I'm Just Here for the Drinks, Sother Teague, 2018

Published in I’m Just Here for the Drinks, an exquisite cocktail manual by famed head barman Sother Teague, this indulgent treat is pitched as “proof positive that fernet is equally welcome whether you’re listening to a three-piece band in a smoky Italian cocktail den or nodding off to a steel drummer playing over the waves on the beach in Miami.” Teague—who works as beverage director at New York’s biggest tiny cocktail hotspot Amor y Amargo—is dead on with his description of a cocktail that hits all the decadent notes of a creamy, mint-forward cocktail, but with enough bracing complexity to elevate it above the common fare. There are typically two approaches to working with fernet: one is to balance the spirit’s intensity with more intensity, and the other is to—well—use less of it. Given this is tiki, Teague smartly opts for the former here and throws gasoline onto the fire with intense notes of pineapple, chocolate, and mint. The coconut cream adds a strong backing that transforms the drink into something between a grasshopper and a painkiller. When trying this drink, we couldn’t help but gush about how brilliantly the diverse ingredients played off each other, bringing out flavors in each we rarely saw, and lending true credibility to the concoction’s name.

The original version of this recipe specifically requests Fernet-Branca.
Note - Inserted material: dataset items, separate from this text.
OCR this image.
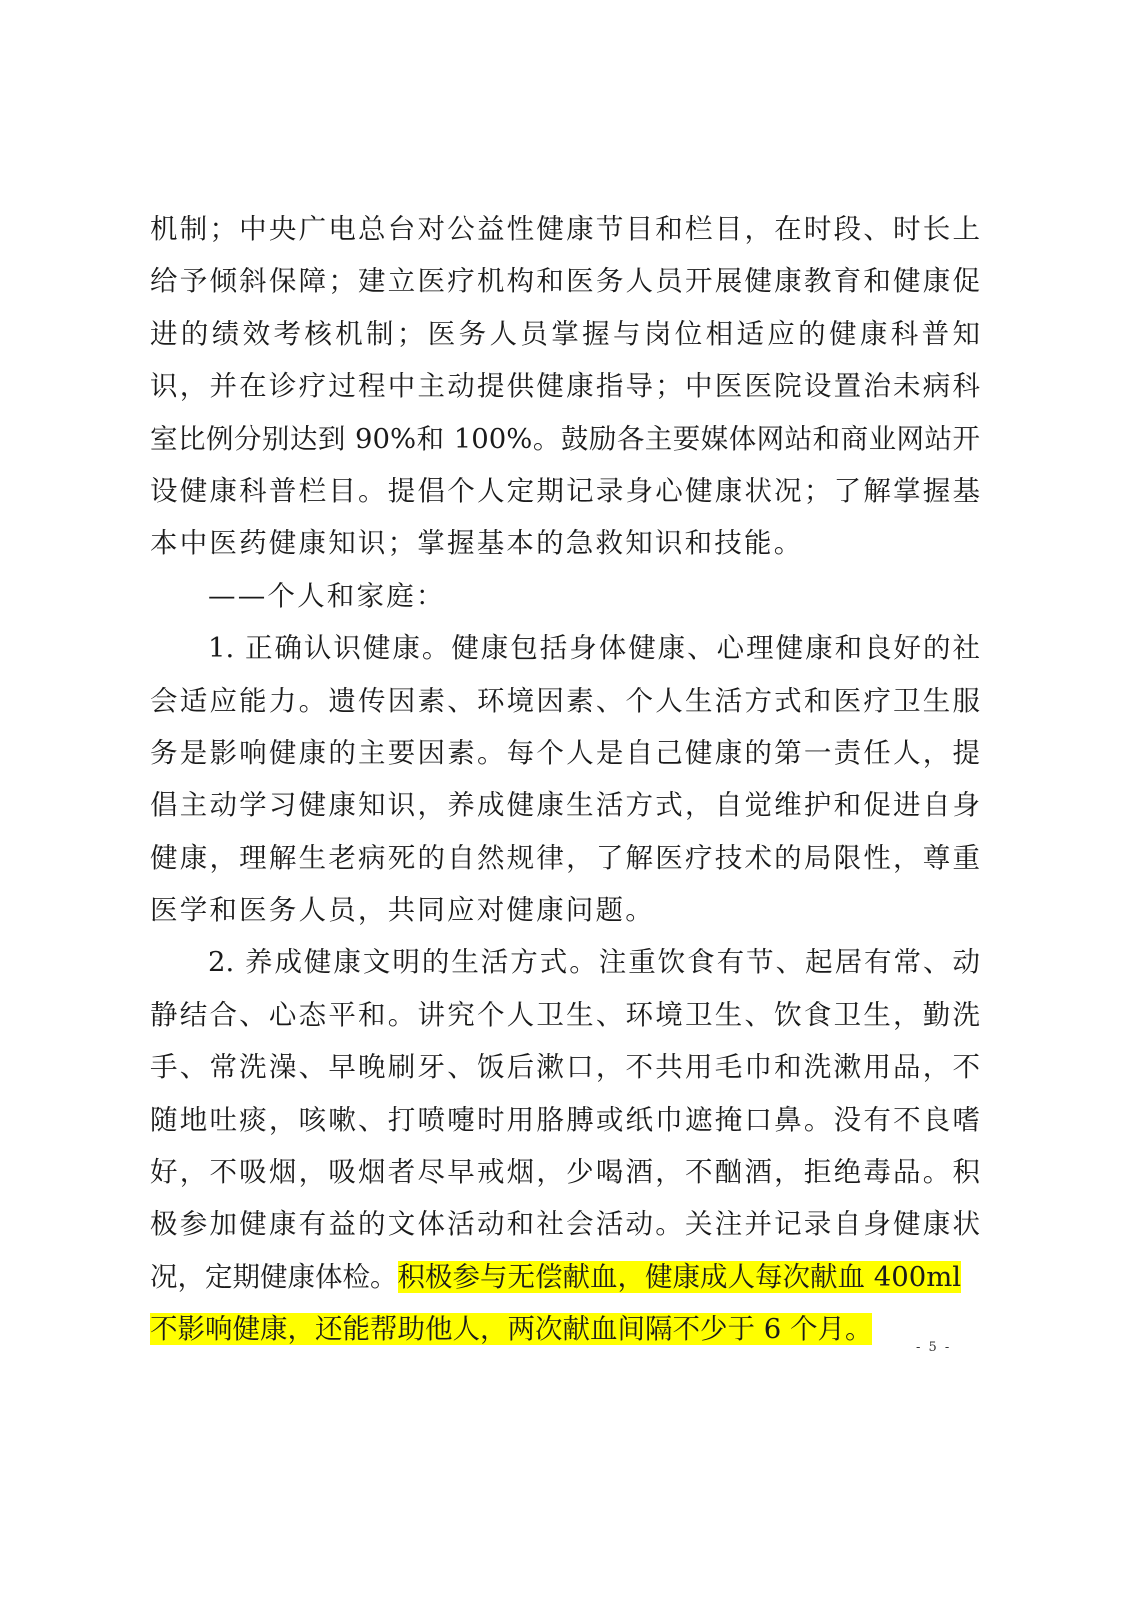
机制；中央广电总台对公益性健康节目和栏目，在时段、时长上
给予倾斜保障；建立医疗机构和医务人员开展健康教育和健康促
进的绩效考核机制；医务人员掌握与岗位相适应的健康科普知
识，并在诊疗过程中主动提供健康指导；中医医院设置治未病科
室比例分别达到 90%和 100%。鼓励各主要媒体网站和商业网站开
设健康科普栏目。提倡个人定期记录身心健康状况；了解掌握基
本中医药健康知识；掌握基本的急救知识和技能。
——个人和家庭：
1. 正确认识健康。健康包括身体健康、心理健康和良好的社
会适应能力。遗传因素、环境因素、个人生活方式和医疗卫生服
务是影响健康的主要因素。每个人是自己健康的第一责任人，提
倡主动学习健康知识，养成健康生活方式，自觉维护和促进自身
健康，理解生老病死的自然规律，了解医疗技术的局限性，尊重
医学和医务人员，共同应对健康问题。
2. 养成健康文明的生活方式。注重饮食有节、起居有常、动
静结合、心态平和。讲究个人卫生、环境卫生、饮食卫生，勤洗
手、常洗澡、早晚刷牙、饭后漱口，不共用毛巾和洗漱用品，不
随地吐痰，咳嗽、打喷嚏时用胳膊或纸巾遮掩口鼻。没有不良嗜
好，不吸烟，吸烟者尽早戒烟，少喝酒，不酗酒，拒绝毒品。积
极参加健康有益的文体活动和社会活动。关注并记录自身健康状
况，定期健康体检。积极参与无偿献血，健康成人每次献血 400ml
不影响健康，还能帮助他人，两次献血间隔不少于 6 个月。
- 5 -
Other fernets will manifest differently, with more bracing, complex fernets working better with all of the other intense ingredients. We also like Fernet Francisco here, as it is equally intense, but adds a few unexpected flavors that surprise. This recipe also calls specifically for Smith & Cross, though any funky gold rum in the jamaican style will work. We like Hamilton navy strength rum in these situations, and it worked spectacularly. Coco Lopez is a common choice as a coconut cream in bars across the world, but frankly it kinda grosses us out. It also comes with a lot of added sugar; something we don’t think this cocktail needs. We opted for whole, canned coconut cream (Native Forest) which worked wonderfully, but we do recommend blitzing it quickly in a food processor to remove chunkiness and thoroughly blend the contents. The original recipes requests the drink be piled high over pebble ice, though we prefer the look of coarsely crushed ice here, something we achieve with a few whirls on our trusty hand-cranked ice crusher.